Lou Hersh: Stefan: I'm not convinced cultured cells reflect the in vivo situation, particularly PC12 cells.
Stefan Mansourian: But we and others (Conrad Talbot, for example) have seen IDE in neurons by immunohistochemistry...
Douglas Feinstein: Lou, Stefan: IDE localization should be done in mice/rats; possibly developmentally, possibly in the mut[ant] APP transgenics.
Malcolm Leissring: Several zinc-metalloproteases that lack signal peptides are found on cell-membranes. Examples are IDE, NRDc, neurolysin, and thimet oligopeptidase, and perhaps several others…If it is a problem for IDE, it is a problem for all these zinc metalloproteases.
Lou Hersh: Malcolm, I seem to recall that the levels of secreted IDE are very low.
Sylvain Lesne: We see a 2-3-fold increase of Ab accumulation in primary cultured neurons from tPA-/- mice (compared to WT). The effect was reversed by adding tPA in tPA deficient neurons.
Steven Estus: Sylvain, that's amazing. Do you have to add exogenous plasminogen to see this effect?
Sylvain Lesne: No, we did not add exogenous plasminogen into the culture media of our cultured tPA-/- neurons. We also confirmed the requirement of plasmin to let this occur by blocking the effect with a2AP. alpha2-antiplasmin(a2AP).
Steven Estus: Sylvain, perhaps you and I are the only ones on this particular thread, but have you had a chance to look at cellular Ab in this paradigm?
Sylvain Lesne: This is a point I want now to look at.
Steven Estus: Sylvain, our data are not necessarily contradictory, in that we are looking at the tPA/Hsiao mice. Have you looked at APP transgenic animals?
Sylvain Lesne: We use the PD-APP mice crossed with our tPA-/- or plasmin-/- mice.
Steven Estus: Sylvain, I misunderstood. Has all of your work been in the PD-APPs?

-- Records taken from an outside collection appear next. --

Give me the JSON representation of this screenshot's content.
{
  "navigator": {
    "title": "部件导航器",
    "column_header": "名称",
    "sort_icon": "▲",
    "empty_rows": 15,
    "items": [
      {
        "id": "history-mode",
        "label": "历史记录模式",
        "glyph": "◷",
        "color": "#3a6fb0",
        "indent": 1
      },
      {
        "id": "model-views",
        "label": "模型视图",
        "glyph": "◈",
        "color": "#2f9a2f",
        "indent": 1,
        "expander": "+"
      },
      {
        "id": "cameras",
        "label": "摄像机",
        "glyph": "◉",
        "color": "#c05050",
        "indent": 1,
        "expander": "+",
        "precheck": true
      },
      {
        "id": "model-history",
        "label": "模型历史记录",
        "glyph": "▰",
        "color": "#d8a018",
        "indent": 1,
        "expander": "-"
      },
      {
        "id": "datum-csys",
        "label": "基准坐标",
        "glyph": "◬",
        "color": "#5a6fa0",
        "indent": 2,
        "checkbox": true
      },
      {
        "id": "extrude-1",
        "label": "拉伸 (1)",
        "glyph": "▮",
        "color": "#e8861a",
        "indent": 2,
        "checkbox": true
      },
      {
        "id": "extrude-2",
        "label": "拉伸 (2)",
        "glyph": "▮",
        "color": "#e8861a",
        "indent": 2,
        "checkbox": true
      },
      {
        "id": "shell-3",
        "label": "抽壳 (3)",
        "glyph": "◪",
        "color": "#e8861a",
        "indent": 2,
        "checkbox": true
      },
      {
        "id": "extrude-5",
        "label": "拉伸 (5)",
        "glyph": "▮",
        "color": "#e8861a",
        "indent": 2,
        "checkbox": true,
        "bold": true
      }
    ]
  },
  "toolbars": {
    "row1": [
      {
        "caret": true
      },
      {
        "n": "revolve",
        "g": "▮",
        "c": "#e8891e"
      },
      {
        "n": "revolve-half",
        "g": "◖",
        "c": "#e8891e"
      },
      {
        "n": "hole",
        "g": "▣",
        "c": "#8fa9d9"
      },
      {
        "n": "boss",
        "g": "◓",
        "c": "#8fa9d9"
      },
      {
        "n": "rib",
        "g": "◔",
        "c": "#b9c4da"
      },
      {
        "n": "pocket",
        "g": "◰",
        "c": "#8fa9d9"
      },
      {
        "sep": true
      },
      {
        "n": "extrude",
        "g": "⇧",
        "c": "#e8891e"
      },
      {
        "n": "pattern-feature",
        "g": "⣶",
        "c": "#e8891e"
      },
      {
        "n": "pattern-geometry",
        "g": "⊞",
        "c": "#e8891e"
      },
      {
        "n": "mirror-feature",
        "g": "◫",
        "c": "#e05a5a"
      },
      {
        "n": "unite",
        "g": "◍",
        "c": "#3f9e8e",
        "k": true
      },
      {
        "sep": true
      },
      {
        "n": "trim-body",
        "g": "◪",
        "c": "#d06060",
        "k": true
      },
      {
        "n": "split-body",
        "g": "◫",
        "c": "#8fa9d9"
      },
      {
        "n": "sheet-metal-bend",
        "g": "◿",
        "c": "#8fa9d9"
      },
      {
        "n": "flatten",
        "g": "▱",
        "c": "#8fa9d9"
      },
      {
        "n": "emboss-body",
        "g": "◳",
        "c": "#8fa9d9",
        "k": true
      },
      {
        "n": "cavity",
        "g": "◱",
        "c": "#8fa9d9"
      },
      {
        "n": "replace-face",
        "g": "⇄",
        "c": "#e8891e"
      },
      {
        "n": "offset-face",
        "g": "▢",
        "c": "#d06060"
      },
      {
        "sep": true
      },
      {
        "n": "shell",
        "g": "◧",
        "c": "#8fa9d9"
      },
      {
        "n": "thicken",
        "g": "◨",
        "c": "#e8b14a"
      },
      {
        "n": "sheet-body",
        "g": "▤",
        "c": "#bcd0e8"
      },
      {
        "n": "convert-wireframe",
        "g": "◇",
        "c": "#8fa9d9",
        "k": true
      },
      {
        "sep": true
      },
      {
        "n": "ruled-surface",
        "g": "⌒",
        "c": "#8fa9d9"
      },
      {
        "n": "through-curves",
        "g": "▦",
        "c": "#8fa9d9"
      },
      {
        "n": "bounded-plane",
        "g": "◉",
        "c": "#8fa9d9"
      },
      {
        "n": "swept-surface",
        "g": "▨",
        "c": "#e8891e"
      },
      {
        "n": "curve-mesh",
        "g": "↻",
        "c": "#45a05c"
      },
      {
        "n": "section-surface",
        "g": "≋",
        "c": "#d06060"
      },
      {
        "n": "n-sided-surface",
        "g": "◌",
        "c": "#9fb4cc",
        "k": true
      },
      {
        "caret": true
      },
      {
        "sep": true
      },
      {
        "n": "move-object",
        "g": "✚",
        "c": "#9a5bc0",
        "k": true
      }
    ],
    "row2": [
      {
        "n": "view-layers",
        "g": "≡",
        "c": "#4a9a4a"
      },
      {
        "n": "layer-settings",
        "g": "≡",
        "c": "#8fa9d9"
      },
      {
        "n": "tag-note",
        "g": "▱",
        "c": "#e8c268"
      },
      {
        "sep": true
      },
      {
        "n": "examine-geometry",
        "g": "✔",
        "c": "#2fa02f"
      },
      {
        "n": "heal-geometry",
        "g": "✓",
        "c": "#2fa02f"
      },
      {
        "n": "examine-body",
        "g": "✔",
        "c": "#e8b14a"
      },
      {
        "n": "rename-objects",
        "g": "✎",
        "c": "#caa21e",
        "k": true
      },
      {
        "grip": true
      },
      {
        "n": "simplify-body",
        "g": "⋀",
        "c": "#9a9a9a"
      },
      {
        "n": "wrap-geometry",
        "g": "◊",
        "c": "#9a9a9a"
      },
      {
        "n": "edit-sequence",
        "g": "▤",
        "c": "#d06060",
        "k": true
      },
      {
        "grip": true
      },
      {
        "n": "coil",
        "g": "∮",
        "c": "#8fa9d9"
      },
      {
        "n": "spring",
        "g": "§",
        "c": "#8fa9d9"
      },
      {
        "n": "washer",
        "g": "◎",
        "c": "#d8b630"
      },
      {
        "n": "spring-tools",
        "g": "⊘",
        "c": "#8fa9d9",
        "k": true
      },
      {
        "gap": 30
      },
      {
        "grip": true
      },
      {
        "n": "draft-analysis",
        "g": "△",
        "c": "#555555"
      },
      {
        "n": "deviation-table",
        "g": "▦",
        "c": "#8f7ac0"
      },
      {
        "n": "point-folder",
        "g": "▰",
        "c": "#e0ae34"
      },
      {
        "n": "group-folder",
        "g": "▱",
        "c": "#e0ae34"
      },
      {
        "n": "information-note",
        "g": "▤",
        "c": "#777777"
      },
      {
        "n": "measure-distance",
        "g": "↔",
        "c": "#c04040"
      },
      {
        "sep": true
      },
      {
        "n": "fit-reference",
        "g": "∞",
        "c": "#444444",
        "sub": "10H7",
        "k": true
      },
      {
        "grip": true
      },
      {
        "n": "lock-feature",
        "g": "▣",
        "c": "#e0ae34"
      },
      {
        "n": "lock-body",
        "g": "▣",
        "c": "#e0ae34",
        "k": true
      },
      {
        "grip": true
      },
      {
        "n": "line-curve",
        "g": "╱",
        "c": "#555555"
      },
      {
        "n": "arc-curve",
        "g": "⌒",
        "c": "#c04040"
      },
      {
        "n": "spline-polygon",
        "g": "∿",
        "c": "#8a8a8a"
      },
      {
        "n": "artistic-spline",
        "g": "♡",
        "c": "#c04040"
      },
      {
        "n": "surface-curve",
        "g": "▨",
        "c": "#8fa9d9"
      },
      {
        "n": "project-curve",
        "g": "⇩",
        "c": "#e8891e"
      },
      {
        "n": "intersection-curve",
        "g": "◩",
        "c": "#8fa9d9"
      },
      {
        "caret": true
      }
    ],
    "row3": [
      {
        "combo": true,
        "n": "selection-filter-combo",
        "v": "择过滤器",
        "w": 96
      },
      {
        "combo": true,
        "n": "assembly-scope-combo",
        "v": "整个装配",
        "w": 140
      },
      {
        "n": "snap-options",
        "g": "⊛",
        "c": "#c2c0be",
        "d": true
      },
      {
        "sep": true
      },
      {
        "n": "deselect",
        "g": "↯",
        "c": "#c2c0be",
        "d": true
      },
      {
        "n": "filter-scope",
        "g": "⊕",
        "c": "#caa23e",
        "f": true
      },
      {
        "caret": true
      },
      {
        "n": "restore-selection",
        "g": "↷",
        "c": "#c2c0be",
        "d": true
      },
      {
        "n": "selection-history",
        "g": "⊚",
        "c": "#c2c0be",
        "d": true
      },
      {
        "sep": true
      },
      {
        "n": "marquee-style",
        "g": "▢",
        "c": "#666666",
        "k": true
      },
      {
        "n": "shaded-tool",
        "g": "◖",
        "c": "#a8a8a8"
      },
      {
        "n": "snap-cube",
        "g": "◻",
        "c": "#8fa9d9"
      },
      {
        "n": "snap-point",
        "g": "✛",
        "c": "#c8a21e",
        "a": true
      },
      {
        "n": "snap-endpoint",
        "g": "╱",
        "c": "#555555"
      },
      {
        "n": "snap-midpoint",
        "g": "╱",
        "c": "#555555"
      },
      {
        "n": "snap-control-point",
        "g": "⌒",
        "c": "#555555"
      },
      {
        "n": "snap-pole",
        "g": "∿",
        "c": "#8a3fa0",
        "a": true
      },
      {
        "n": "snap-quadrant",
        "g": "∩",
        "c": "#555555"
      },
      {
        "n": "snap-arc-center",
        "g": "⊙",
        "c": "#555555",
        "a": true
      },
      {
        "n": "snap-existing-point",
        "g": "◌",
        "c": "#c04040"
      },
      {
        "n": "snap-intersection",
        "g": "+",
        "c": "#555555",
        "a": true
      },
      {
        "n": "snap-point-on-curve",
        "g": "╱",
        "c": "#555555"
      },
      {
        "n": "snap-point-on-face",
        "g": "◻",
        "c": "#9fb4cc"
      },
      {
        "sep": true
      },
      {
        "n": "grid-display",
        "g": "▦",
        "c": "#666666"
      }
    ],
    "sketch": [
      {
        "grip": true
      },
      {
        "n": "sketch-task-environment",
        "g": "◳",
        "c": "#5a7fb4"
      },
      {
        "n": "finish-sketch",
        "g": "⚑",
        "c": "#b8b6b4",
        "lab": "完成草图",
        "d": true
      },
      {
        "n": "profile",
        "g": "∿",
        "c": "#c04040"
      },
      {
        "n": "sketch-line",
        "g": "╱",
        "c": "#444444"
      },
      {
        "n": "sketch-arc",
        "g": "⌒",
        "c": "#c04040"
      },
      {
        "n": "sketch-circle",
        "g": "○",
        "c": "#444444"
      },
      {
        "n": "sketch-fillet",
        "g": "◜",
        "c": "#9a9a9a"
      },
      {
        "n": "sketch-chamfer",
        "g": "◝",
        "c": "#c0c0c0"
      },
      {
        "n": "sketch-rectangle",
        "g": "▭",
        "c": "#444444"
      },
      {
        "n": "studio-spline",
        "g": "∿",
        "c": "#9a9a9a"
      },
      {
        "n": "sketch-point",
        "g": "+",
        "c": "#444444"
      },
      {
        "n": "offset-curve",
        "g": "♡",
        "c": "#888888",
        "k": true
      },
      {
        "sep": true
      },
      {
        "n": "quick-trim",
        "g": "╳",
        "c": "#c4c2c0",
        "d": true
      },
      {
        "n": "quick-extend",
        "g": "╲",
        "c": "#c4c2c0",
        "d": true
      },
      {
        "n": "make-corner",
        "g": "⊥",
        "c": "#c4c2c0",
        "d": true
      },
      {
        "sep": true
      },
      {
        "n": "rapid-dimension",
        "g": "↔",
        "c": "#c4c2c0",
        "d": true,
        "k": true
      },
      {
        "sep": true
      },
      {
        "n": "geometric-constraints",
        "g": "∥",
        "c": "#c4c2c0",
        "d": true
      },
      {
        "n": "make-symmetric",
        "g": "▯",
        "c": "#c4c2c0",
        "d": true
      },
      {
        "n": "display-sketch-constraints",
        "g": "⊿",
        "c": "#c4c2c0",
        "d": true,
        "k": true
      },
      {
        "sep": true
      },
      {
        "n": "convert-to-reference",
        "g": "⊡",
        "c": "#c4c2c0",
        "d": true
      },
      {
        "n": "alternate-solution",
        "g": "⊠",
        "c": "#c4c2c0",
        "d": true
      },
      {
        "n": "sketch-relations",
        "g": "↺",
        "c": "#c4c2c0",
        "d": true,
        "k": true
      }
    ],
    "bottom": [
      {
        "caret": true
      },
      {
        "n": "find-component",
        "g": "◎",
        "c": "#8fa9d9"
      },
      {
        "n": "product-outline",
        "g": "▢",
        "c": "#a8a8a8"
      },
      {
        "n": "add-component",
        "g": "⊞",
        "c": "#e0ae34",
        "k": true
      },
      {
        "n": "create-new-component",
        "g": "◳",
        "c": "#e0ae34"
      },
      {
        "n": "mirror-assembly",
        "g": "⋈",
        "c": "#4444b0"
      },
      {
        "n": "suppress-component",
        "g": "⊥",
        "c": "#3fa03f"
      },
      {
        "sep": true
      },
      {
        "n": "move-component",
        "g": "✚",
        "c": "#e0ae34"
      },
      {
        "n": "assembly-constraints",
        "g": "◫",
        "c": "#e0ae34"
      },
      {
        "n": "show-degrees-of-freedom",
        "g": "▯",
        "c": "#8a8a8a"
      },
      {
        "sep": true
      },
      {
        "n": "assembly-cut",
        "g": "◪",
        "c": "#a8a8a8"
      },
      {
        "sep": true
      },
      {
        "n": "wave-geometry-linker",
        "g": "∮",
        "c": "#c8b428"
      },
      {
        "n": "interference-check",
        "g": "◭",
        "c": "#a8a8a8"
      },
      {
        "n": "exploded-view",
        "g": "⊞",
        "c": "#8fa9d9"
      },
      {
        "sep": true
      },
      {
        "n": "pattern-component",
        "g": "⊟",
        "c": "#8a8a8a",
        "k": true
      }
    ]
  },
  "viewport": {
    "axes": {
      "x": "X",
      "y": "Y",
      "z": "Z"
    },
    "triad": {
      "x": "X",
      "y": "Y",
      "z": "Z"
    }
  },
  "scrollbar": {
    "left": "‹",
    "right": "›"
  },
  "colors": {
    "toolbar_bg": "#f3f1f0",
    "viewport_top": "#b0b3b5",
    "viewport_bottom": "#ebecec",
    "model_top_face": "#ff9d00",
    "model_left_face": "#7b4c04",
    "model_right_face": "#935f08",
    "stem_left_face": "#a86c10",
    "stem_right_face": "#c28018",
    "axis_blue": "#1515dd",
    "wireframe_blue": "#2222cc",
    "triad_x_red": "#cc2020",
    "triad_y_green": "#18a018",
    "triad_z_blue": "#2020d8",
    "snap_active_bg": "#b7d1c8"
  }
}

Sylvain Lesne: Not at all, we used single transgenic animals and we are now using bigenic mice to test whether the lack of tPA would potentiate/exacerbate Ab deposition.
Sylvain Lesne: Professor Estus, did you observe any changes in Ab loads in your bigenic mice (tPA-Tg2576)as compared to same-age Tg2576 mice?
Steven Estus: We observed decreased Ab burden as quantified by ELISA.
Claudia Almeida: Where is Ab accumulating, extracellularly?
Gabrielle Strobel: Claudia, primarily extracellularly but that is in flux somewhat. Increasingly, intracellular Ab seems to be detected inside neurons. Gunnar Gouras had a presentation in Stockholm about age-related increases of intracellular Ab42 in AD-vulnerable neurons. What does this mean for our topic today. Anyone?
Douglas Feinstein: Gabrielle..how do they know they [are] AD vulnerable if they are still there? Perhaps those are the healthier neurons.
Gabrielle Strobel: Douglas, they were neurons from typically affected brain areas, I believe.
Chris Eckman: I agree with Lou. I think it is telling that several different genes linked to Ab degradation all elevate Ab in the knockout animals. These include ECE (1 and 2) , NEP, IDE and PLAU. Is this not the ultimate test? Honestly, I think that there are likely to be regional as well as subcellular/extracellular differences regarding which enzyme is involved, but the knockouts are quite telling.
Wes Farris: Lou, do you believe that IDE is on the cell membrane? Where do you think it sees Ab?
Lou Hersh: Wes, intracellularly. That's where it appears to see insulin.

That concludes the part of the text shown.